Friday, July 3, 2020

On this day in 1863,

UNION WINS BATTLE OF GETTYSBURG

Pickett’s desperate charge on final day

 results in 7,000 Confederate dead or wounded in less than an hour

George Pickett

In what turned out to be the turning point of the Civil War, General Robert E. Lee’s Army of Northern Virginia’s invasion of the North was stopped at Gettysburg by Union forces led by recently-appointed General George Meade. 

After two days of fighting, the Union and Confederate forces had suffered an incredible 35,000 fatalities.  Lee tried to gain the initiative on the third day with a massive bombardment of Union positions.  The Union responded with its own bombardment, reported to be the heaviest of the Civil War.

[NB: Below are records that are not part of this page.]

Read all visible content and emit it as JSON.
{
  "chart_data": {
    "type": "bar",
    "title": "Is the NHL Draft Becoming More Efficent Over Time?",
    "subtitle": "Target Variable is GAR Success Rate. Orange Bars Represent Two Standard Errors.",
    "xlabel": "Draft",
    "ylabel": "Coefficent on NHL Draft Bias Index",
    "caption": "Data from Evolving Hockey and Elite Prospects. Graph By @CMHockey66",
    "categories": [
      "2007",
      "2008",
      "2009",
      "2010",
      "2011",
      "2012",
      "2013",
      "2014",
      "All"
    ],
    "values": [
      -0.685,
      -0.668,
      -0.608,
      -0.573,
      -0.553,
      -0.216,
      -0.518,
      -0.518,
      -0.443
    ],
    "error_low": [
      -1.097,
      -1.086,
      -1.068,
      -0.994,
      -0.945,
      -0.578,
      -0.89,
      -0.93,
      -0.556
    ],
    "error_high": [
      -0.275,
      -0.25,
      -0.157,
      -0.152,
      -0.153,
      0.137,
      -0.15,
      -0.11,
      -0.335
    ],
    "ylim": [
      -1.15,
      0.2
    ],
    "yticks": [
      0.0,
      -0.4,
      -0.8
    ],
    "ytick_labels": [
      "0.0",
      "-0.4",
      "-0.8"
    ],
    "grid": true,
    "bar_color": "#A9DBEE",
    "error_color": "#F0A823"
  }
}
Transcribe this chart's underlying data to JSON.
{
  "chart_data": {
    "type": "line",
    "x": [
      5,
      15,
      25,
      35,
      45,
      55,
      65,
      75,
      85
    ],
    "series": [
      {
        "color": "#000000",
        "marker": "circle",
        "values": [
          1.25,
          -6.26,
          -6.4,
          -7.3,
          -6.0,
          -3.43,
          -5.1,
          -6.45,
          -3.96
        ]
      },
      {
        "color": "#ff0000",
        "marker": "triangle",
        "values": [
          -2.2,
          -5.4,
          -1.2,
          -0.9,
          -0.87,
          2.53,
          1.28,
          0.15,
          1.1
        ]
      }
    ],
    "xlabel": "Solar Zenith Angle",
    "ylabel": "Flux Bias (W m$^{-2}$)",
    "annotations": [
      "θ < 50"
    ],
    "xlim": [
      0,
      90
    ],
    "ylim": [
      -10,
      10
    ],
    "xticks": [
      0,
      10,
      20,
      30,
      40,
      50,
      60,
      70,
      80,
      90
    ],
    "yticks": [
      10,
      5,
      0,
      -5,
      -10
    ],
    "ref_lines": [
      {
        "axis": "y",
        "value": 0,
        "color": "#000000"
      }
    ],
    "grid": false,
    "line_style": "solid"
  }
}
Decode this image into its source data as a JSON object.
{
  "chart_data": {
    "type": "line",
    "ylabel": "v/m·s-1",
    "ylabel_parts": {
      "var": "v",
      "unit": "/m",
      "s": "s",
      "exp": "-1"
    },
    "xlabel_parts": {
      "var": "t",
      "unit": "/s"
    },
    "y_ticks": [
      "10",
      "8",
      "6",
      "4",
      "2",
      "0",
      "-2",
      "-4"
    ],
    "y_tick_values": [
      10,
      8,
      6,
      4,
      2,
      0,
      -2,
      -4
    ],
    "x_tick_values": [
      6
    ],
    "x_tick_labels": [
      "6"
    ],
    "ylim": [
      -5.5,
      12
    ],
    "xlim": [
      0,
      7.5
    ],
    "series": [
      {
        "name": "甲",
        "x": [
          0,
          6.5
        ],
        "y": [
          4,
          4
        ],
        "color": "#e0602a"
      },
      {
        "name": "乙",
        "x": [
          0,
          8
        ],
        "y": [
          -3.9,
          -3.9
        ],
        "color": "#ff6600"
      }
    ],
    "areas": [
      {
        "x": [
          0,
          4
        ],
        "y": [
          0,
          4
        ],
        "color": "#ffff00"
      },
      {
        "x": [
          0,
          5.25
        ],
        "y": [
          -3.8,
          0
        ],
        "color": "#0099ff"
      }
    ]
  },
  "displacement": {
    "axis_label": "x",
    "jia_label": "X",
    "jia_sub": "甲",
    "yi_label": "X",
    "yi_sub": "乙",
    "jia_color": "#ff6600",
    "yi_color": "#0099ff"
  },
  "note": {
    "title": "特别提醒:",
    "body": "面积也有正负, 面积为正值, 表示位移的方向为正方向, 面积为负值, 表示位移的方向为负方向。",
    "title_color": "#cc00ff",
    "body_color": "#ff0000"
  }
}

Mistakenly believing the Confederates’ artillery had softened up the Union lines, Lee ignored the advice of his subordinates and ordered General George Pickett and others to send 15,000 soldiers into what turned out to be a one mile long killing field to take the appropriately-named Cemetery Ridge.  Pickett’s troops were mowed down one after another like sitting ducks and Pickett never forgave Lee for the slaughter of his men.

Realizing Gettysburg was unwinnable, Lee reluctantly withdrew his army.  Meade’s Army of the Potomac was too battered to pursue and destroy the vulnerable Confederates as they retreated, but Lee never again attempted to invade the North and spent the rest of the war trying to fend off Union forces as they moved through the South to their ultimate victory.

The Battle of Gettysburg was an unplanned battle - The Confederate forces were in Gettysburg only to find shoes for its infantrymen.